If Clothes Make the Man, Do They Make the Doctor?
October 1, 2008
By Julia Hess
Image: Lawrence J. Brandt, Professor of Medicine and Surgery and Chief of the Einstein-Montefiore Division of Gastroenterology
In Britain and the U.S., the media spotlight--and microscope--have recently focused on how physicians’ clothing could be a more powerful contaminant than we realize. Little research is available on the role of ties, white coats, and long sleeves in transmitting bacteria, but according to Lawrence J. Brandt, Professor of Medicine and Surgery and Chief of the Einstein-Montefiore Division of Gastroenterology, elements of today’s more casual work attire must also be examined.
“Everywhere I go, I see physicians wearing jeans, t-shirts with slogans, sneakers—clothes that make sense in the schoolyard, but not in the hospital,” said Brandt. “I cringe to see a colleague carrying a backpack because I know that it’s come in contact with hair, hands, even the subway floor. It’s no longer a book bag, it’s a Petri dish.”
Brandt believes that a more formal dress code would benefit both doctors’ reputations and patients’ health. He has refused to allow residents to make rounds with him if they arrive in casual clothing. When challenged by one intern (“dressed like a slob,” according to Brandt), a compromise was struck: Brandt would find fact to back his stringency, and the intern would dress according to Brandt’s code. “We discharged our obligations to each other, and at the end of the month he agreed that there was a difference in the way patients treated him,” said Brandt.
Brandt’s research, a review of 31 articles exploring the degree of comfort patients have in the presence of a formally or casually dressed physician, concluded that health care providers’ attire is important to patients regardless of age, gender, or geographic location. Patients indicated more confidence in physicians with name tags, white coats, and a neat, clean appearance; less in those wearing jeans and sneakers.

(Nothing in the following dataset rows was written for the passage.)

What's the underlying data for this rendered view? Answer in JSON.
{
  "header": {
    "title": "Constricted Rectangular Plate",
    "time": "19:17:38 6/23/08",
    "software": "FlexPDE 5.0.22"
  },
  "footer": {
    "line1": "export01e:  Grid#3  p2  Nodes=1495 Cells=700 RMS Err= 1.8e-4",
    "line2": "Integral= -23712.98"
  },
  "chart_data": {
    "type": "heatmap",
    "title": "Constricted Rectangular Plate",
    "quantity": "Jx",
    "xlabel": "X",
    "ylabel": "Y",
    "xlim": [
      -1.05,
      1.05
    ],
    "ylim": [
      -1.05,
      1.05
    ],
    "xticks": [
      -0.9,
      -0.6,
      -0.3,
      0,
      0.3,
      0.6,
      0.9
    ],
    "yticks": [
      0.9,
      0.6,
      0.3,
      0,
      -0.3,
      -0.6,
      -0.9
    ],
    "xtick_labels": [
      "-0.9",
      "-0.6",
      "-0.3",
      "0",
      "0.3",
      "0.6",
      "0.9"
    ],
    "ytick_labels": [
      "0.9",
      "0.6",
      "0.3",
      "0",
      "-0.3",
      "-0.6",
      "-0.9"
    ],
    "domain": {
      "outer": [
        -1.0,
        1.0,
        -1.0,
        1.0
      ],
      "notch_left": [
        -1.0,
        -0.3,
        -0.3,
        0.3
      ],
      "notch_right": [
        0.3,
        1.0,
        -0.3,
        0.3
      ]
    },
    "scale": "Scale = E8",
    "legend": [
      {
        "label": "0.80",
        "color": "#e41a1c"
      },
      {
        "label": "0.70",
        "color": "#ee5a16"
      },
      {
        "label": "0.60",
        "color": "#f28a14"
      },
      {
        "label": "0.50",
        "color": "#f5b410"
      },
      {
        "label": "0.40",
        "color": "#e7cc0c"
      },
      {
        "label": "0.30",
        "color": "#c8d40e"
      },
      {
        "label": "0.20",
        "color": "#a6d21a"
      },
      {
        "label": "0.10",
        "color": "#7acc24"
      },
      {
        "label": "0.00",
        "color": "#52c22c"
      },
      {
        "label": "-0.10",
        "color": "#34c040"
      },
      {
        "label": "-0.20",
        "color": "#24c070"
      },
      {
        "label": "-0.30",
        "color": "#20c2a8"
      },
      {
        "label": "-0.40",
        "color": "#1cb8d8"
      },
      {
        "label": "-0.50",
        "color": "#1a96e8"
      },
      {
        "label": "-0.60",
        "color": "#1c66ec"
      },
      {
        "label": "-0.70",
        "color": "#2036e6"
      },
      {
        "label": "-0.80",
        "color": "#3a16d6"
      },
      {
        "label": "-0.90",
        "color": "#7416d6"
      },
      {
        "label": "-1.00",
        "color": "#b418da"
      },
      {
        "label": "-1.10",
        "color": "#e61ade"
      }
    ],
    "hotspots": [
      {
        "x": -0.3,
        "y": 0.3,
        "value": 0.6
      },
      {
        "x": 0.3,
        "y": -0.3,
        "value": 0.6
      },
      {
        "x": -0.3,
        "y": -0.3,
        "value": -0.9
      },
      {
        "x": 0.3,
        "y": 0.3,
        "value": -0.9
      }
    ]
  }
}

Female physicians were given greater latitude by patients of all ages, though many thought that green scrubs best distinguished these doctors from secretaries, dieticians, nurses, and social workers. Children perceived formally dressed doctors as more competent and casually dressed physicians as friendlier, but children with extensive medical histories preferred doctors in more informal attire. Overall, formal dress was said to indicate professionalism, experience, and cleanliness; informal attire was seen as “sloppy” and “coming off the street.”

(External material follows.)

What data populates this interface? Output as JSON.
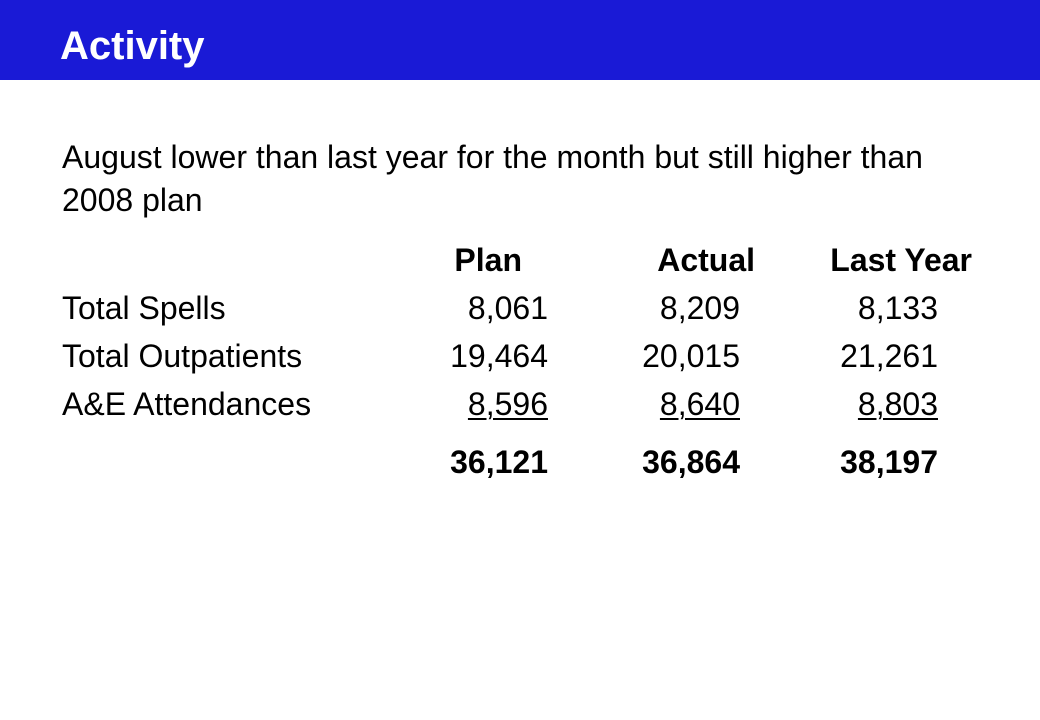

“Call me old fashioned, but I think the pervading informality in how doctors choose to dress evidences a lack of respect for the patient and for the job,” said Brandt, who now plans to initiate a study examining the roles of culture and socioeconomic class in patients’ perceptions of physicians’ dress. Past studies that showed little or no influence of these variables were conducted, in his opinion, in an entirely different age.
“A lot of the traditional concepts are not only not respected, they’re not even present in today’s culture,” said Brandt. “I don't know what's right and wrong anymore, but I do know that we doctors need to be critically aware of how the choices we make each morning influence our relationships with our patients.”